Hay lugares que no necesitan demasiada presentación: basta con caminar unas cuadras para entender por qué se vuelven inolvidables. Villa General Belgrano es uno de ellos. Entre techos inclinados, balcones de madera, jardines floridos, aromas a chocolate caliente y cervecerías artesanales, este pueblo cordobés parece transportado desde una postal de Alemania, aunque está en pleno Valle de Calamuchita, rodeado de sierras, arroyos y caminos verdes.
Su encanto no está solamente en la estética alpina, sino en una historia que mezcla inmigración, trabajo comunitario, turismo, gastronomía y tradiciones que lograron convertirse en identidad. Hoy, Villa General Belgrano es uno de los destinos más elegidos de Córdoba y un clásico para escapadas durante todo el año.
El pueblo cordobés que parece de Alemania y nació como una colonia en las sierras
Antes de convertirse en una postal turística, la zona era conocida como El Sauce y estaba habitada por familias criollas dedicadas a tareas agrícolas y ganaderas. A fines de la década de 1920, el alemán Paul Friedrich Heintze llegó al lugar con la idea de desarrollar cooperativas agrícolas y forestar al estilo de su país de origen.

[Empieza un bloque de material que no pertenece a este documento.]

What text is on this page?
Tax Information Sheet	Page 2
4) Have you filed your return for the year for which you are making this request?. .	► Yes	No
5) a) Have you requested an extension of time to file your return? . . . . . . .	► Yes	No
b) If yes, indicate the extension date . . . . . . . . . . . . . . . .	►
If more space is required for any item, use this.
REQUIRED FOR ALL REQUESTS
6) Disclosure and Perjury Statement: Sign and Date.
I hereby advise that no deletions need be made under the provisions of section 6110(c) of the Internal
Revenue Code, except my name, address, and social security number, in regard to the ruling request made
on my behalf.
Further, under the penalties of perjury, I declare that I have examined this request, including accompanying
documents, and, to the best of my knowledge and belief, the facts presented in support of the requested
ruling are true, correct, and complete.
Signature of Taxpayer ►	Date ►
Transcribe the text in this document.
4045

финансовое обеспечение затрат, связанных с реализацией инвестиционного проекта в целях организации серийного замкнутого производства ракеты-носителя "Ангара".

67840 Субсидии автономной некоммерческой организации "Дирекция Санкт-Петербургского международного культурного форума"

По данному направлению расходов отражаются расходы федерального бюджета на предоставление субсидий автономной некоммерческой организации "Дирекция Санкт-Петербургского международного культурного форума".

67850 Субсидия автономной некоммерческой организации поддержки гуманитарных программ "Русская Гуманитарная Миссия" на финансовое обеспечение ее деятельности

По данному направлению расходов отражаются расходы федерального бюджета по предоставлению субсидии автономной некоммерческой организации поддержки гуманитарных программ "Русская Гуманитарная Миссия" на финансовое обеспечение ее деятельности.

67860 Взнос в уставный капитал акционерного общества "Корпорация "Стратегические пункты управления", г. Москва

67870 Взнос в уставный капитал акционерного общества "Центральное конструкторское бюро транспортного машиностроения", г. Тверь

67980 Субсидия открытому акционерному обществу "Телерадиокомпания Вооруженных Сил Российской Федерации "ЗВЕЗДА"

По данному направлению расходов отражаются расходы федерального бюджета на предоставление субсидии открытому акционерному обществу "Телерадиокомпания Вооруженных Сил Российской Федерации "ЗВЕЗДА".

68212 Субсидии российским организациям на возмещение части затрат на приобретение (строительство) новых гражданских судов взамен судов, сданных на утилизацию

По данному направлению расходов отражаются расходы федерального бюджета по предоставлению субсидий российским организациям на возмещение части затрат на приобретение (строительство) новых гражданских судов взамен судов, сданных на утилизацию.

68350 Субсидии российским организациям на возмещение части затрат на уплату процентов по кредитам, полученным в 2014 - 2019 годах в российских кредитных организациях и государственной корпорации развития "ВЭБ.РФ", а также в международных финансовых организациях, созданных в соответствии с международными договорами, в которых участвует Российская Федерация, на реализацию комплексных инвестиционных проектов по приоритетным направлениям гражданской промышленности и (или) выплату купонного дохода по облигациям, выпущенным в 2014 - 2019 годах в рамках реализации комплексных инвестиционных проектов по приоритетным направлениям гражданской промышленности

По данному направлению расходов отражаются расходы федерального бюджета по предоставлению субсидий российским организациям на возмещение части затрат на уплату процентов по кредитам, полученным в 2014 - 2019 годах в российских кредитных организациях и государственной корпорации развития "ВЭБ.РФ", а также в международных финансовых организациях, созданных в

La llegada de las primeras familias europeas fue clave. Hacia 1931 arribaron los primeros grupos atraídos por el clima, el paisaje serrano y la posibilidad de construir una nueva vida en la Argentina. El 11 de octubre de 1932 quedó establecido como fecha fundacional del pueblo.
De El Sauce a Villa General Belgrano: cómo se construyó su identidad alpina
El proyecto agrícola inicial no tuvo el éxito esperado. Las heladas, la falta de agua para riego y las plagas complicaron los cultivos, por lo que los vecinos comenzaron a buscar nuevas formas de subsistencia.
El turismo apareció casi de manera natural: alumnos, docentes y familias de escuelas alemanas de Buenos Aires empezaron a viajar a la zona para pasar sus vacaciones, atraídos por la cocina casera, la hospitalidad y el paisaje.
Así nació una de las claves del destino: la mezcla entre tradición europea y calidez serrana. Las casas con techos a dos aguas, la utilización de madera y piedra, los carteles tallados y las flores en balcones terminaron dándole a la villa una estética inconfundible.
La huella del Graf Spee y un capítulo inesperado de la Segunda Guerra Mundial
Uno de los episodios más llamativos de la historia local está vinculado con el acorazado alemán Admiral Graf Spee. Tras la Batalla del Río de la Plata, en diciembre de 1939, parte de sus tripulantes llegó a la Argentina y algunos marineros terminaron instalándose en la zona de Calamuchita.

Con el tiempo, varios de ellos aportaron sus oficios, conocimientos técnicos y mano de obra al crecimiento del pueblo. Este capítulo dejó una huella particular en Villa General Belgrano y reforzó ciertos rasgos culturales, laborales y arquitectónicos que todavía forman parte del relato histórico del lugar.
La Oktoberfest argentina: la fiesta que puso a Villa General Belgrano en el mapa
Si hay una celebración que identifica al pueblo es la Fiesta Nacional de la Cerveza, conocida popularmente como la Oktoberfest argentina. Con música, danzas, gastronomía, desfiles con trajes típicos y el tradicional espiche, la fiesta se transformó en un emblema cultural y turístico.
Cada edición reúne visitantes de todo el país y convierte a Villa General Belgrano en uno de los puntos más convocantes de Córdoba durante octubre.
Chocolate, masas vienesas y sabores serranos: el otro atractivo del pueblo
Villa General Belgrano no vive solamente de la cerveza. Durante el año también se celebran la Fiesta Nacional de la Masa Vienesa, en Semana Santa, y la Fiesta del Chocolate Alpino, durante las vacaciones de invierno.

Entre los sabores más buscados aparecen el strudel, las tortas alemanas, los chocolates, los embutidos, las cervezas artesanales y los platos centroeuropeos. La combinación entre cocina, paisaje y arquitectura convierte cada recorrido por el centro en una experiencia sensorial.
Qué hacer en Villa General Belgrano más allá del centro
Además de caminar por sus calles principales, los visitantes pueden recorrer el Paseo de los Arroyos, subir al Cerro de la Virgen, visitar miradores, hacer caminatas por senderos serranos o sumarse a propuestas culturales y gastronómicas.
También es una buena base para conocer otros puntos del Valle de Calamuchita, como Santa Rosa de Calamuchita, Los Reartes, La Cumbrecita y Villa Alpina.